Sunday, October 5, 2008

Aluminum cans and dew of morning.

I couldn't tell if my bones were aching from the cold, the hard surface of the back of her car or  the combination of the two. Numerous times i stumbled on my thoughts and tossed and turned. I wondered how i got to be in such a situation, numb in the back of a car, in the field and in the night. I couldn't tell if the confusion came from within or if it was from the tightly packed cloud we were living in hours earlier. With the lights out, i couldn't ever see it come out of my mouth. Heavy eyed and lazy, drag my body around you.

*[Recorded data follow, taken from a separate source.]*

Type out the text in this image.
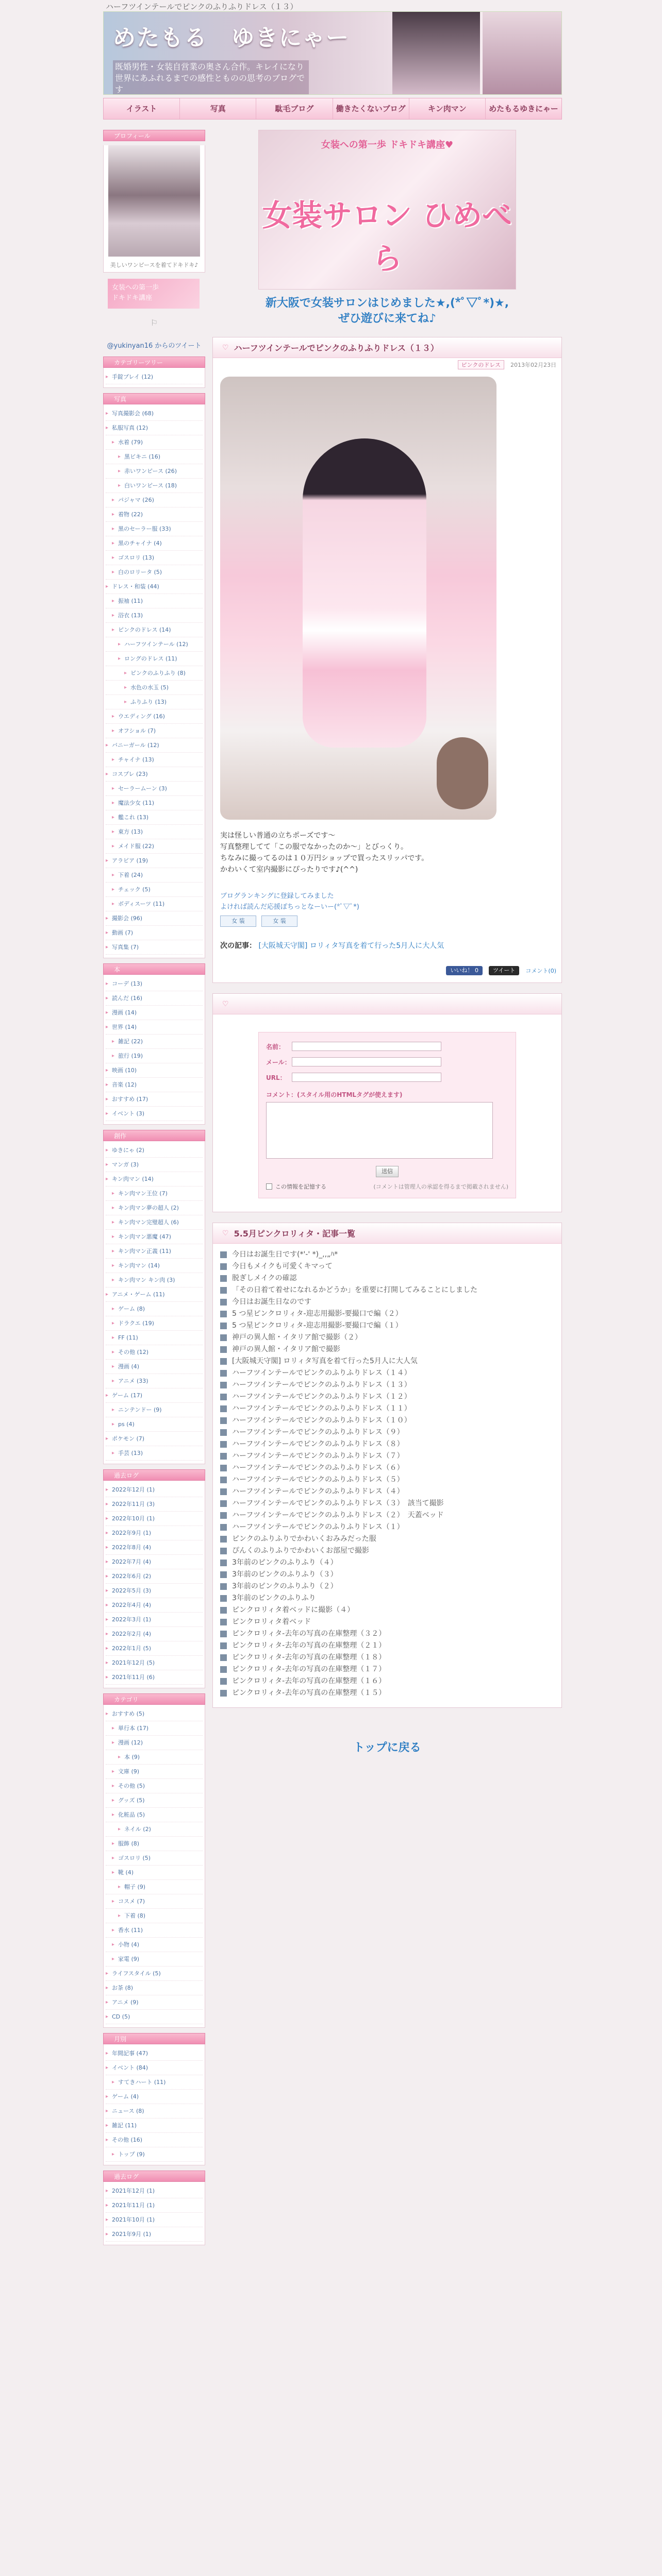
ハーフツインテールでピンクのふりふりドレス（１３）
めたもる　ゆきにゃー
既婚男性・女装自営業の奥さん合作。キレイになり世界にあふれるまでの感性とものの思考のブログです
イラスト	写真	駄毛ブログ	働きたくないブログ	キン肉マン	めたもるゆきにゃー
プロフィール
美しいワンピースを着てドキドキ♪
女装への第一歩
ドキドキ講座
⚐
@yukinyan16 からのツイート
カテゴリーツリー
▸ 手錠プレイ (12)
写真
▸ 写真撮影会 (68)
▸ 私服写真 (12)
▸ 水着 (79)
▸ 黒ビキニ (16)
▸ 赤いワンピース (26)
▸ 白いワンピース (18)
▸ パジャマ (26)
▸ 着物 (22)
▸ 黒のセーラー服 (33)
▸ 黒のチャイナ (4)
▸ ゴスロリ (13)
▸ 白のロリータ (5)
▸ ドレス・和装 (44)
▸ 振袖 (11)
▸ 浴衣 (13)
▸ ピンクのドレス (14)
▸ ハーフツインテール (12)
▸ ロングのドレス (11)
▸ ピンクのふりふり (8)
▸ 水色の水玉 (5)
▸ ふりふり (13)
▸ ウエディング (16)
▸ オフショル (7)
▸ バニーガール (12)
▸ チャイナ (13)
▸ コスプレ (23)
▸ セーラームーン (3)
▸ 魔法少女 (11)
▸ 艦これ (13)
▸ 東方 (13)
▸ メイド服 (22)
▸ アラビア (19)
▸ 下着 (24)
▸ チェック (5)
▸ ボディスーツ (11)
▸ 撮影会 (96)
▸ 動画 (7)
▸ 写真集 (7)
本
▸ コーデ (13)
▸ 読んだ (16)
▸ 漫画 (14)
▸ 世界 (14)
▸ 雑記 (22)
▸ 旅行 (19)
▸ 映画 (10)
▸ 音楽 (12)
▸ おすすめ (17)
▸ イベント (3)
創作
▸ ゆきにゃ (2)
▸ マンガ (3)
▸ キン肉マン (14)
▸ キン肉マン王位 (7)
▸ キン肉マン夢の超人 (2)
▸ キン肉マン完璧超人 (6)
▸ キン肉マン悪魔 (47)
▸ キン肉マン正義 (11)
▸ キン肉マン (14)
▸ キン肉マン キン肉 (3)
▸ アニメ・ゲーム (11)
▸ ゲーム (8)
▸ ドラクエ (19)
▸ FF (11)
▸ その他 (12)
▸ 漫画 (4)
▸ アニメ (33)
▸ ゲーム (17)
▸ ニンテンドー (9)
▸ ps (4)
▸ ポケモン (7)
▸ 手芸 (13)
過去ログ
▸ 2022年12月 (1)
▸ 2022年11月 (3)
▸ 2022年10月 (1)
▸ 2022年9月 (1)
▸ 2022年8月 (4)
▸ 2022年7月 (4)
▸ 2022年6月 (2)
▸ 2022年5月 (3)
▸ 2022年4月 (4)
▸ 2022年3月 (1)
▸ 2022年2月 (4)
▸ 2022年1月 (5)
▸ 2021年12月 (5)
▸ 2021年11月 (6)
カテゴリ
▸ おすすめ (5)
▸ 単行本 (17)
▸ 漫画 (12)
▸ 本 (9)
▸ 文庫 (9)
▸ その他 (5)
▸ グッズ (5)
▸ 化粧品 (5)
▸ ネイル (2)
▸ 服飾 (8)
▸ ゴスロリ (5)
▸ 靴 (4)
▸ 帽子 (9)
▸ コスメ (7)
▸ 下着 (8)
▸ 香水 (11)
▸ 小物 (4)
▸ 家電 (9)
▸ ライフスタイル (5)
▸ お茶 (8)
▸ アニメ (9)
▸ CD (5)
月別
▸ 年間記事 (47)
▸ イベント (84)
▸ すてきハート (11)
▸ ゲーム (4)
▸ ニュース (8)
▸ 雑記 (11)
▸ その他 (16)
▸ トップ (9)
過去ログ
▸ 2021年12月 (1)
▸ 2021年11月 (1)
▸ 2021年10月 (1)
▸ 2021年9月 (1)
女装への第一歩 ドキドキ講座♥
女装サロン ひめべら
新大阪で女装サロンはじめました★,(*ﾟ▽ﾟ*)★,
ぜひ遊びに来てね♪
♡ ハーフツインテールでピンクのふりふりドレス（１３）
ピンクのドレス	2013年02月23日
実は怪しい普通の立ちポーズです〜
写真整理してて「この服でなかったのか〜」とびっくり。
ちなみに撮ってるのは１０万円ショップで買ったスリッパです。
かわいくて室内撮影にぴったりです♪(^^)
ブログランキングに登録してみました
よければ読んだ応援ぽちっとなーいー(*ﾟ▽ﾟ*)
女 装	女 装
次の記事： [大阪城天守閣] ロリィタ写真を着て行った5月人に大人気
いいね！ 0	ツイート	コメント(0)
♡
名前：
メール：
URL：
コメント：(スタイル用のHTMLタグが使えます)
送信
この情報を記憶する	(コメントは管理人の承認を得るまで掲載されません)
♡ 5.5月ピンクロリィタ・記事一覧
今日はお誕生日です(*'-' *)_,,„ﾊ*
今日もメイクも可愛くキマって
脱ぎしメイクの確認
「その日着て着せになれるかどうか」を重要に打開してみることにしました
今日はお誕生日なのです
5 つ星ピンクロリィタ-迎志用撮影-要撮口で編（２）
5 つ星ピンクロリィタ-迎志用撮影-要撮口で編（１）
神戸の異人館・イタリア館で撮影（２）
神戸の異人館・イタリア館で撮影
[大阪城天守閣] ロリィタ写真を着て行った5月人に大人気
ハーフツインテールでピンクのふりふりドレス（１４）
ハーフツインテールでピンクのふりふりドレス（１３）
ハーフツインテールでピンクのふりふりドレス（１２）
ハーフツインテールでピンクのふりふりドレス（１１）
ハーフツインテールでピンクのふりふりドレス（１０）
ハーフツインテールでピンクのふりふりドレス（９）
ハーフツインテールでピンクのふりふりドレス（８）
ハーフツインテールでピンクのふりふりドレス（７）
ハーフツインテールでピンクのふりふりドレス（６）
ハーフツインテールでピンクのふりふりドレス（５）
ハーフツインテールでピンクのふりふりドレス（４）
ハーフツインテールでピンクのふりふりドレス（３）　該当て撮影
ハーフツインテールでピンクのふりふりドレス（２）　天蓋ベッド
ハーフツインテールでピンクのふりふりドレス（１）
ピンクのふりふりでかわいくおみみだった服
ぴんくのふりふりでかわいくお部屋で撮影
3年前のピンクのふりふり（４）
3年前のピンクのふりふり（３）
3年前のピンクのふりふり（２）
3年前のピンクのふりふり
ピンクロリィタ着ベッドに撮影（４）
ピンクロリィタ着ベッド
ピンクロリィタ-去年の写真の在庫整理（３２）
ピンクロリィタ-去年の写真の在庫整理（２１）
ピンクロリィタ-去年の写真の在庫整理（１８）
ピンクロリィタ-去年の写真の在庫整理（１７）
ピンクロリィタ-去年の写真の在庫整理（１６）
ピンクロリィタ-去年の写真の在庫整理（１５）
トップに戻る
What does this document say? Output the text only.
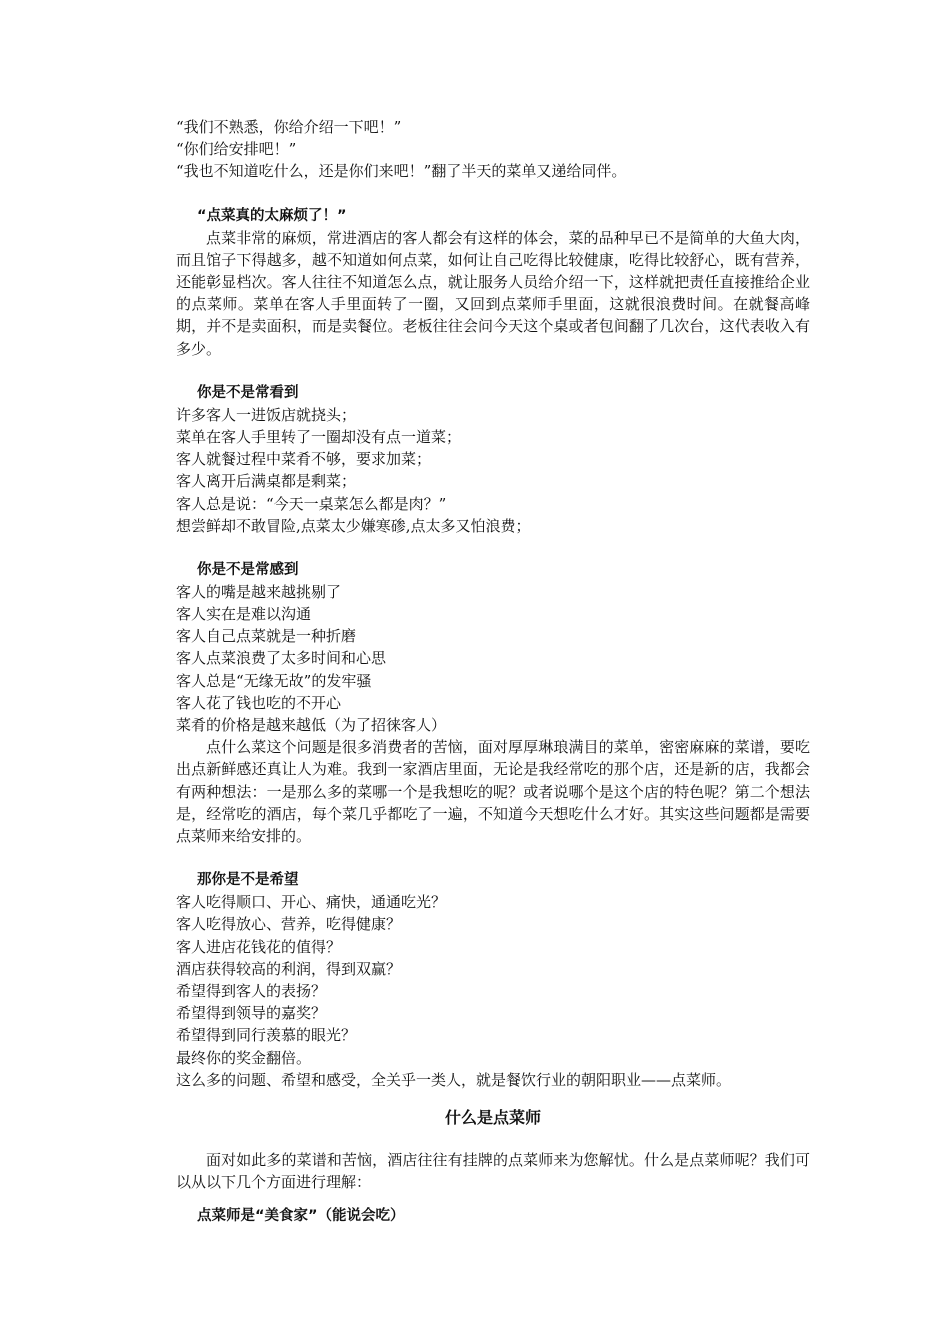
“我们不熟悉，你给介绍一下吧！”
“你们给安排吧！”
“我也不知道吃什么，还是你们来吧！”翻了半天的菜单又递给同伴。
“点菜真的太麻烦了！”
点菜非常的麻烦，常进酒店的客人都会有这样的体会，菜的品种早已不是简单的大鱼大肉，而且馆子下得越多，越不知道如何点菜，如何让自己吃得比较健康，吃得比较舒心，既有营养，还能彰显档次。客人往往不知道怎么点，就让服务人员给介绍一下，这样就把责任直接推给企业的点菜师。菜单在客人手里面转了一圈，又回到点菜师手里面，这就很浪费时间。在就餐高峰期，并不是卖面积，而是卖餐位。老板往往会问今天这个桌或者包间翻了几次台，这代表收入有多少。
你是不是常看到
许多客人一进饭店就挠头；
菜单在客人手里转了一圈却没有点一道菜；
客人就餐过程中菜肴不够，要求加菜；
客人离开后满桌都是剩菜；
客人总是说：“今天一桌菜怎么都是肉？”
想尝鲜却不敢冒险,点菜太少嫌寒碜,点太多又怕浪费；
你是不是常感到
客人的嘴是越来越挑剔了
客人实在是难以沟通
客人自己点菜就是一种折磨
客人点菜浪费了太多时间和心思
客人总是“无缘无故”的发牢骚
客人花了钱也吃的不开心
菜肴的价格是越来越低（为了招徕客人）
点什么菜这个问题是很多消费者的苦恼，面对厚厚琳琅满目的菜单，密密麻麻的菜谱，要吃出点新鲜感还真让人为难。我到一家酒店里面，无论是我经常吃的那个店，还是新的店，我都会有两种想法：一是那么多的菜哪一个是我想吃的呢？或者说哪个是这个店的特色呢？第二个想法是，经常吃的酒店，每个菜几乎都吃了一遍，不知道今天想吃什么才好。其实这些问题都是需要点菜师来给安排的。
那你是不是希望
客人吃得顺口、开心、痛快，通通吃光？
客人吃得放心、营养，吃得健康？
客人进店花钱花的值得？
酒店获得较高的利润，得到双赢？
希望得到客人的表扬？
希望得到领导的嘉奖？
希望得到同行羡慕的眼光？
最终你的奖金翻倍。
这么多的问题、希望和感受，全关乎一类人，就是餐饮行业的朝阳职业——点菜师。
什么是点菜师
面对如此多的菜谱和苦恼，酒店往往有挂牌的点菜师来为您解忧。什么是点菜师呢？我们可以从以下几个方面进行理解：
点菜师是“美食家”（能说会吃）
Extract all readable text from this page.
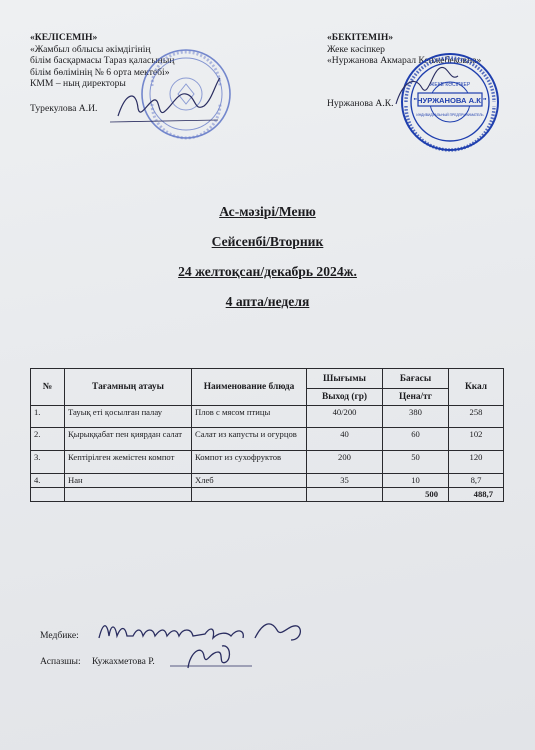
«КЕЛІСЕМІН»
«Жамбыл облысы әкімдігінің
білім басқармасы Тараз қаласының
білім бөлімінің № 6 орта мектебі»
КММ – ның директоры
Турекулова А.И.
«БЕКІТЕМІН»
Жеке кәсіпкер
«Нуржанова Акмарал Кенжебековна»
Нуржанова А.К.
ЖЕКЕ КӘСІПКЕР
"НУРЖАНОВА А.К."
ИНДИВИДУАЛЬНЫЙ ПРЕДПРИНИМАТЕЛЬ
Ас-мәзірі/Меню
Сейсенбі/Вторник
24 желтоқсан/декабрь 2024ж.
4 апта/неделя
№	Тағамның атауы	Наименование блюда	Шығымы	Бағасы	Ккал
			Выход (гр)	Цена/тг	
1.	Тауық еті қосылған палау	Плов с мясом птицы	40/200	380	258
2.	Қырыққабат пен қиярдан салат	Салат из капусты и огурцов	40	60	102
3.	Кептірілген жемістен компот	Компот из сухофруктов	200	50	120
4.	Нан	Хлеб	35	10	8,7
				500	488,7
Медбике:
Аспазшы: Кужахметова Р.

You're sleeping and i'm breathing, but we still weren't allowed home. I missed the comfort of my bed, but i had you next to me. I held my knees while the cold air of night cradled me. It's October and its over, but i shouldn't be allowed to be this cold. Comparing a year, today is ironic! I remembered 'cause it's ALREADY been forgotten. Wasn't it funny i scarred my arm? Now i'm skipping dances and crashing weddings. I wake up in wide open fields threatened by dew of morning and light of day. I still don't know why i wasn't in hamdon or why i even thought i cared. It's much better to wake up where windows are walls covered with fog and where rain aims for cars like hitting aluminum cans. That's all we were in; aluminum cans. Intertwining and caressing. I've always been such a caresser, but i still haven't ever gotten high in a dress. I can now say i've ran barefoot through woods and frost-bitting grass, just to get to a party that looked better than mine. I waved to a camcorder, to a stranger i pretended to know. I signed them are card too, but by the time it's noticed i'll be long gone. It was your wedding day and i think that you're pretty, but i'm still not very sorry for crashing your wedding.

I'll always like to aimlessly drive to New Britain with you. Our direction is fucked, but our SENSES are explicit! Just because we wander, does not mean that we are lost.

1 comment:

Anonymous said...

you are a wonderful story teller, karina. i miss you.